不敵な微笑み
洞窟から出た俺は後ろを見上げた瞬間目を疑う後継を目にした。
目の前にそびえ立つのは平均的な身長の少女、既に成人している人ならそう思うだろう、だが俺はまだこの世に誕生してたった七年。
少ない、あまりにも少なすぎる、十分な身長を得るためにはあまりにも少ない時間だった。
「お前身長いくつだ」
「に、2メートルくらいかな…?」
少女は薄く笑いながらそんな冗談を言った、だがその冗談を少年は間に受けたらしく。
「勝てねえ…」
「じょ、冗談だよー!」
地面に両手をついて落ち込む少年にあたふたしながら謝る少女だった。
ーーーーーーーーーー
「へー、ストケシアって言うんだ」
「う、うんママが…付けて、くれた…」
地面に座り自己紹介が終わったシウスとストケシアは雑談を始めようとしていた。
「お前なんで目が見えなくなったんだ?」
ストケシアは目が見えないらしい。
さっき洞窟から出て来て地面に座る時も目をつぶっていたので何で目をつぶっているのか、と聞くと目が見えないと言うので座るのも手伝ってあげた。
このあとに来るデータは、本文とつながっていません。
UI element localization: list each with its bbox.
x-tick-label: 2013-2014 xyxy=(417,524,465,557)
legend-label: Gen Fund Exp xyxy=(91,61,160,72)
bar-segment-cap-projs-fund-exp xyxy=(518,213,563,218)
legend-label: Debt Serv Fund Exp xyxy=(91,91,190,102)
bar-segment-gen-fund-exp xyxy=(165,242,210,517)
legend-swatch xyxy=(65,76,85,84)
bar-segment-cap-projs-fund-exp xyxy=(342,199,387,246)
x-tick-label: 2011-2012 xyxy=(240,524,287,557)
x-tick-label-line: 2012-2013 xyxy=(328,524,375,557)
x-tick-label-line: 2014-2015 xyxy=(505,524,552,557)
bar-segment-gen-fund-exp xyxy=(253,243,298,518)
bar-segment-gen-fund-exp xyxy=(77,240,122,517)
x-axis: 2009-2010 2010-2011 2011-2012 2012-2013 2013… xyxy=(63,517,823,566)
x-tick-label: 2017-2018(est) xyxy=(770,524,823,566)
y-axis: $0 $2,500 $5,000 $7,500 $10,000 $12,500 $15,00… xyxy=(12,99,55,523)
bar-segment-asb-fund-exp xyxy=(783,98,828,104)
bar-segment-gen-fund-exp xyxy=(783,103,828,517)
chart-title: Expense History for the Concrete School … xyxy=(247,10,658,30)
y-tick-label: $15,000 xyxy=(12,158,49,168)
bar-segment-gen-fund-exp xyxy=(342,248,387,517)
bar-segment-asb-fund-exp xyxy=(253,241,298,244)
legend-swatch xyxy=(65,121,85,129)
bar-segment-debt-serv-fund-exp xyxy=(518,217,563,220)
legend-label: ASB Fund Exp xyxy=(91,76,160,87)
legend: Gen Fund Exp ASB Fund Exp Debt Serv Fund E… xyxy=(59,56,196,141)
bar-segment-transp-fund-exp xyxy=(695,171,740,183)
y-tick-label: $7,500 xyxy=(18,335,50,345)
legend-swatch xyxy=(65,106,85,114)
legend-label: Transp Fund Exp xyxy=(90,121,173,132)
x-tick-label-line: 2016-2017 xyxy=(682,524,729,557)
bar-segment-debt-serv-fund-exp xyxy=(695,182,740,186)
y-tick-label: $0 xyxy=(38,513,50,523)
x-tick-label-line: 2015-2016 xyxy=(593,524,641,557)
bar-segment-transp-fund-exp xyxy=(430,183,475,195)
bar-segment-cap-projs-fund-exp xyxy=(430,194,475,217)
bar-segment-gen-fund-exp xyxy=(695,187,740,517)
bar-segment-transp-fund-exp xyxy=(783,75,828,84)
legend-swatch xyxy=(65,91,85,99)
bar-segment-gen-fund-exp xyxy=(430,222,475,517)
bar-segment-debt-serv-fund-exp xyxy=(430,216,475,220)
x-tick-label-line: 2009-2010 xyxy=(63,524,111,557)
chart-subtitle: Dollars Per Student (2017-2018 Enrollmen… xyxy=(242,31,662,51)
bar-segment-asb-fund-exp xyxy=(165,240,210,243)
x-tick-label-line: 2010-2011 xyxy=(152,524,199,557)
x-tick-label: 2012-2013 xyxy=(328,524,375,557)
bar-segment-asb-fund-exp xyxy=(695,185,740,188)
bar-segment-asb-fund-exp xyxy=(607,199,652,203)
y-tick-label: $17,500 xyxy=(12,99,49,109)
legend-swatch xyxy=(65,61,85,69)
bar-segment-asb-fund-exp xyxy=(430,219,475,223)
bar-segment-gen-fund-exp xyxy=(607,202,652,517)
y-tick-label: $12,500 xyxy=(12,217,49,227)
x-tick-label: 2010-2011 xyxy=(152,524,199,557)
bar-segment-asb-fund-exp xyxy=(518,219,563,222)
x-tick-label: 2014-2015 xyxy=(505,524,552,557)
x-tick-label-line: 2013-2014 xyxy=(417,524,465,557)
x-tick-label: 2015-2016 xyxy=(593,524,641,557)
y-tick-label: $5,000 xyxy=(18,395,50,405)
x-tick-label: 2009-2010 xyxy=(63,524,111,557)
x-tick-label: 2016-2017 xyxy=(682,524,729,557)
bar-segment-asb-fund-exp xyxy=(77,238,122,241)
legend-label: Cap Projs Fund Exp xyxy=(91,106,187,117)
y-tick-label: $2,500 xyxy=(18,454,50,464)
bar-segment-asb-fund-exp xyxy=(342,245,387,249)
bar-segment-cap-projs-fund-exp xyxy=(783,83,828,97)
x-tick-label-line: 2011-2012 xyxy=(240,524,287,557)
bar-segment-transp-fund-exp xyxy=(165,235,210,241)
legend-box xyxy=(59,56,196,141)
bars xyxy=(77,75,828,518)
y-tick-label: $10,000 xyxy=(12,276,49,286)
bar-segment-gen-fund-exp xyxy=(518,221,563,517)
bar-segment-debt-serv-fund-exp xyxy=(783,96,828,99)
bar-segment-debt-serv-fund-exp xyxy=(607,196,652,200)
その事を知っていながら人のそれも女の子のプライバシーの事に触れてしまう。
だがシウスはまだ七歳と少しそんな子供にデリカシーと言う言葉がわかるわけもなくそんなことを聞いてしまう。
「え、えっと…昔魔獣に目、引っかかれて…」
ストケシアは手で目を撫でながらそう言った。
「それにしては目に傷がないな」
「傷だけは…魔法でお医者さんに、治して、もらった…」
静かに発せられていた声がさらに静かになり始めたので流石にシウスも気づいたようで、話をいきなり変え始める。
「そう、なんだ…それにしてもなんであんな所で寝てたんだ?服もそんなに汚れてるし」
今ストケシアが着ている服は既に色あせていて所々破けている。
こんなの一ヶ月二ヶ月ほっといてもこんなんにならないよな…あの服いつから来てるんだ。
「これはねママと街の人達がこの洞窟で静かに出来るんならこの服をあげるって」
「えっ…静かにって、それっていつからだ」
「え?いつからって何、が…?」
「この洞窟に閉じ込められたのはいつかって聞いてんだよ!」
この洞窟に入った時はあの服はまだ新品だった?
新品の服が一日や二日洞窟で寝てたくらいでそんなになるわけが無い、じゃあ、いつから…?
「ひっ、そ、そんなにとならないで…」
ストケシアは俺が大声を出すと両手で頭を隠すように守る。
ま、まずい大声を出しすぎた。
「ご、ごめんな、俺が言いたかったのはお前のお母さんにいつからここにいろって言われたんだ?」
ストケシアの警戒心を解くために謝り、丁寧に言葉を選びながらゆっくりと質問する。
「ぐすん、わ、わかんない」
「そっか…」
まあそうだよな目で太陽すらも見れないんだから時間の感覚なんてわかんないよな。
「あ、で、でもこの服…」
ストケシアはその色あせた服とも呼べない布切れの端をつまみ広げる。
「服がどうかしたか?」
「この服、ママからもらった時、袖から手が出ないくらいおっき、かった…」
それを聞いて愕然とした。
大きかった服が自分の体に合うようになる時間なんて一ヶ月や二ヶ月なんてもんじゃない…何十年も。
「お前は、その間ずっと、一人だったのか…?」
「うん…誰も、来てくれなかったから…」
誰も来なかったから一人で何年も洞窟の中に?
「洞窟は塞がってなかったんだから、いつでも出れただろ…なんで、出なかった」
「ママが、待ってなさいって言ったから…」
何でもママかよ、ママが言えば何でもするのかこいつは。
「その間何か、食べたのか…?」
「ううん、誰も、何も持ってきてくれなかった、から…」
何も食べてこなかった、数年の間ずっと?
なんで、じゃあこいつは生きて…
「お前は…」
ストケシアは俺の声色を聞いて怒っていると勘違いしたのか申し訳なさそうにしている。
「人間か?」
ストケシアは俺の言いたかったことを理解したのか何故かまた申し訳なさそうにしながら顔を下に向ける。
「多分、違う…」
「多分って、どう言うことだよ」
「気づいたら、そういう体に、なってた…」
「気づいたらって…」
そんなに生物の適応速度は早いものなのかよ、いやそんなわけが無い。
暗い洞窟に長い間閉じ込められているだけで 何十年も一人で何も食べずに生きていけるなんてありえない。
「ほんとに分かんない、でも私のこの目が…この目が、見えなくなった時から、私の体が変になって…」
ストケシアは口元を綻ばせながらそう言った。